The C# foreach statement generates the best iteration code for any collection you have. Examine these three loops:

int[] foo = new int[100]

//Loop 1
foreach (int i in foo)

//Loop 2
for (int i = 0; i < foo.Length; i++)

//Loop 3
int i = foo.Length;
for (int j = 0; j < i; j++)

For the current and future C# compilers (version 1.1 and up), loop 1 is the best. It's even less typing so productivity is also better. Note: The C# 1.0 compiler produced much slower code for loop 1, so loop 2 is the best in that version. By moving the "Length" variable out of the loop, you make a change that hinders the JIT compler's chance to remove range checking inside the loop.
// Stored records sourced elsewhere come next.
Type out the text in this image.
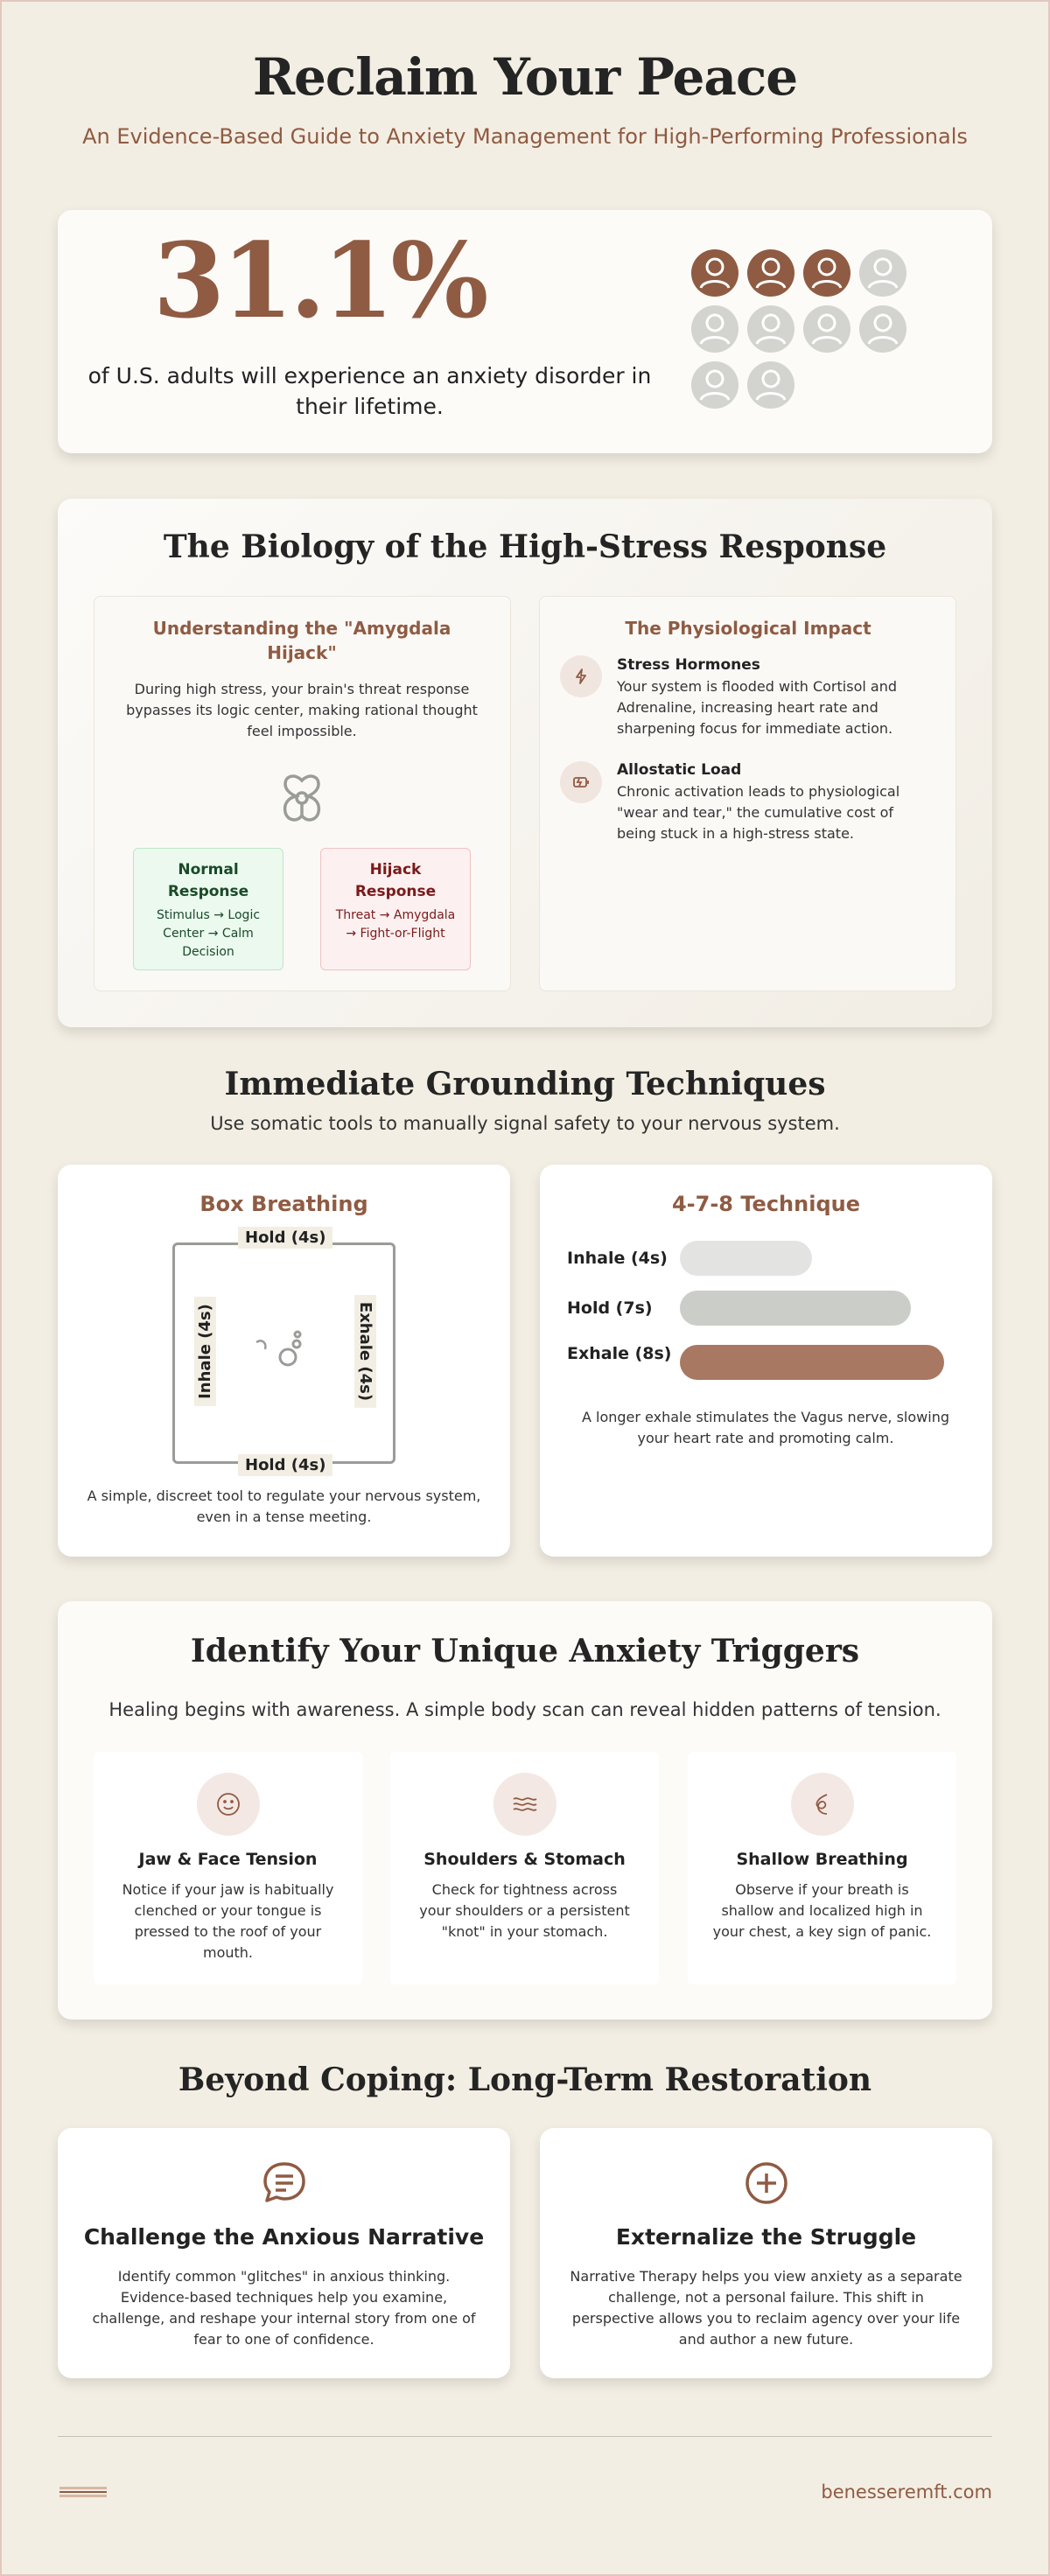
Reclaim Your Peace
An Evidence-Based Guide to Anxiety Management for High-Performing Professionals
31.1%
of U.S. adults will experience an anxiety disorder in their lifetime.
The Biology of the High-Stress Response
Understanding the "Amygdala Hijack"
During high stress, your brain's threat response bypasses its logic center, making rational thought feel impossible.
Normal Response
Stimulus → Logic Center → Calm Decision
Hijack Response
Threat → Amygdala → Fight-or-Flight
The Physiological Impact
Stress Hormones
Your system is flooded with Cortisol and Adrenaline, increasing heart rate and sharpening focus for immediate action.
Allostatic Load
Chronic activation leads to physiological "wear and tear," the cumulative cost of being stuck in a high-stress state.
Immediate Grounding Techniques
Use somatic tools to manually signal safety to your nervous system.
Box Breathing
Hold (4s)
Hold (4s)
Inhale (4s)	Exhale (4s)
A simple, discreet tool to regulate your nervous system, even in a tense meeting.
4-7-8 Technique
Inhale (4s)
Hold (7s)
Exhale (8s)
A longer exhale stimulates the Vagus nerve, slowing your heart rate and promoting calm.
Identify Your Unique Anxiety Triggers
Healing begins with awareness. A simple body scan can reveal hidden patterns of tension.
Jaw & Face Tension
Notice if your jaw is habitually clenched or your tongue is pressed to the roof of your mouth.
Shoulders & Stomach
Check for tightness across your shoulders or a persistent "knot" in your stomach.
Shallow Breathing
Observe if your breath is shallow and localized high in your chest, a key sign of panic.
Beyond Coping: Long-Term Restoration
Challenge the Anxious Narrative
Identify common "glitches" in anxious thinking. Evidence-based techniques help you examine, challenge, and reshape your internal story from one of fear to one of confidence.
Externalize the Struggle
Narrative Therapy helps you view anxiety as a separate challenge, not a personal failure. This shift in perspective allows you to reclaim agency over your life and author a new future.
benesseremft.com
Loop 3 is the worst...the CLR guarantees that you cannot write code that overruns the memory your variables own. The runtime generates a test of the actual array bounds (not the "i" variable) before accessing each particular array element. You are now forcing the runtime to check the array index on every loop!

Loop 1 is better than Loop 2 because you allow the compiler to check the upper and lower bounds. Some people still believe index variables start at 1, not 0. Loop 2 forces you to know the lower bound, whereas Loop 1 does the work for you.

Custom objects/types: foreach allows you and your users to iterate across members if you support the .NET environment's rules for a collection.